Resolução que dará transparência a preços de combustíveis deve sair em dois meses, diz ANP

Principal mudança prevê divulgação de fórmula de formação dos preços para o consumidor prever os valores praticados por cada um dos agentes de mercado

Fernanda Nunes, O Estado de S.Paulo

03 Outubro 2018 | 18h59

RIO - A Agência Nacional do Petróleo, Gás Natural e Biocombustíveis (ANP) espera publicar em dois meses a resolução que regulamentará a transparência dos preços dos combustíveis. Entre as principais mudanças esperadas está a divulgação pelas empresas de uma fórmula de formação dos preços que permita aos clientes prever os valores praticados por cada um dos agentes de mercado.
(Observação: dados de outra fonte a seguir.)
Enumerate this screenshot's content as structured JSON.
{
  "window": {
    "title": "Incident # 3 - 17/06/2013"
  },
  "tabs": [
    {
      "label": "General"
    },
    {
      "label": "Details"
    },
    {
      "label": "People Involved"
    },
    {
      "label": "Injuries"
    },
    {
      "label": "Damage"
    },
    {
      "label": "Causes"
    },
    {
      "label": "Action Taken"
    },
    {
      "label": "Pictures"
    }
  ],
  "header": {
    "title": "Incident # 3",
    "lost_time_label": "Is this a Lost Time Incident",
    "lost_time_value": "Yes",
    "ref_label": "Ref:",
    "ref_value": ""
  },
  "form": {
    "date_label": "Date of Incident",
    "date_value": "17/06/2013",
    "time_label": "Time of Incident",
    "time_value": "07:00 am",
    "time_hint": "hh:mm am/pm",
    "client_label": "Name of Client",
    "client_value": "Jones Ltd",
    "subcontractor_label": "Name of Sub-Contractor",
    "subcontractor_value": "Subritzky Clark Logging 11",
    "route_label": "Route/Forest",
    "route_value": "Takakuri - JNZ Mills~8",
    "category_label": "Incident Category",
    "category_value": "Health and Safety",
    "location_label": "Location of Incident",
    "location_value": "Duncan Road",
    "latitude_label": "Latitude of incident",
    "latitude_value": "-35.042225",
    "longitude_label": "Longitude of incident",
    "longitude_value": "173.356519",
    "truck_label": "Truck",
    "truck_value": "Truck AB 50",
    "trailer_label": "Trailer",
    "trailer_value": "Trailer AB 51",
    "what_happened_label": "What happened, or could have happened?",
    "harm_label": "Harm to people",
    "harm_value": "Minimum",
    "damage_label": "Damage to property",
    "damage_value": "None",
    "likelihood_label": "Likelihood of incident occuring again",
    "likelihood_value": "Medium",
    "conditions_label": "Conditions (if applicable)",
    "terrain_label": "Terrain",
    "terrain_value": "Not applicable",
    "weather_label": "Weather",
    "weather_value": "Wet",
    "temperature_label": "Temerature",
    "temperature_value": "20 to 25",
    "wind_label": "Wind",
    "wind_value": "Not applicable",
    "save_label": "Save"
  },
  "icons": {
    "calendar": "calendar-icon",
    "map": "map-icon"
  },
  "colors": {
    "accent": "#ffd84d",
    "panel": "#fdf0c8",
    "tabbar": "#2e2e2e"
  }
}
A empresa mais atingida deve ser a Petrobrás, pela sua posição hegemônica nesse segmento. A partir da publicação da resolução, a estatal deverá passar a informar, por exemplo, as suas margens de lucro. 

"Se isso (a divulgação das margens) fere a livre iniciativa, a AGU (Advocacia Geral da União) que vai dizer. Esse mercado é um monopólio da União. Não está sendo vendido tomate em feira", disse Cesário Cecchi, diretor da ANP.
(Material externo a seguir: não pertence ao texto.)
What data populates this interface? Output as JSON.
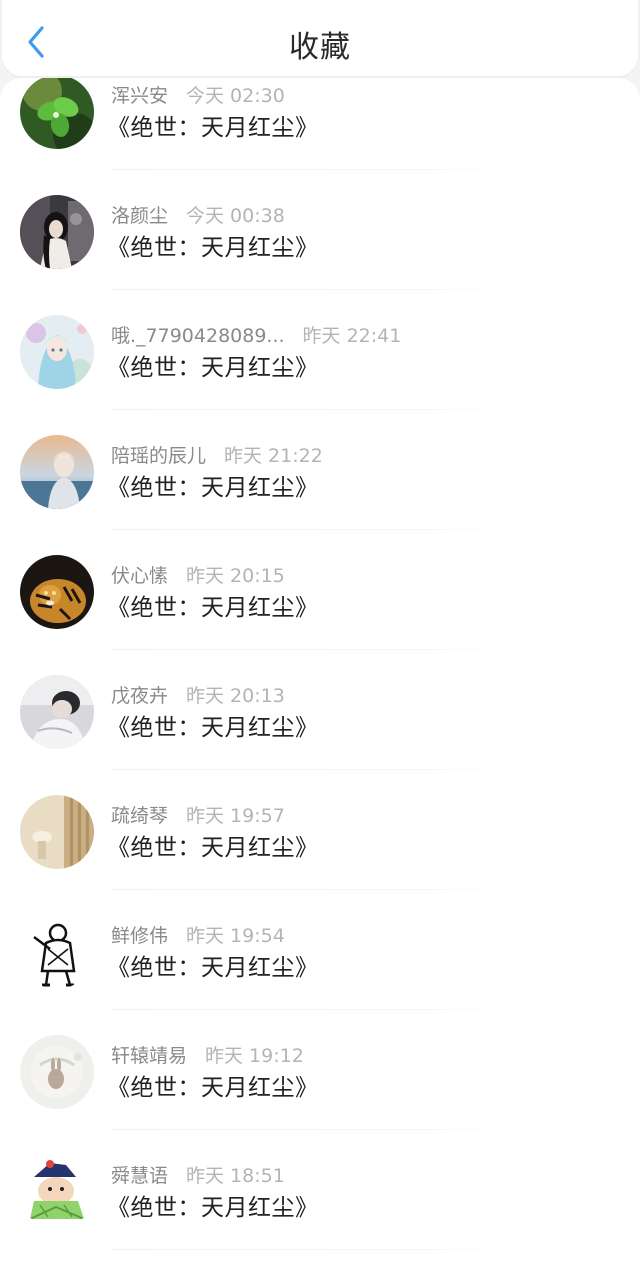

Nesta quarta-feira, 3, a agência recebeu representantes do mercado em sua sede, no centro do Rio, em audiência pública sobre o tema. As contribuições apresentadas hoje e também enviadas por escrito no período de consulta pública serão "digeridas" pela diretoria e assessores, para que em dezembro seja publicada a resolução.

Cecchi admite que algumas sugestões apresentadas pelos agentes de mercado - como elaborar uma regulamentação para o comércio de gás natural e outra para os combustíveis líquidos - serão acatadas. As propostas mais polêmicas, como a divulgação das margens, no entanto, devem ser mantidas. "Há 20 anos escuto a Petrobras dizer que é preciso discutir mais. Não dá mais para adiar", afirmou o diretor da ANP.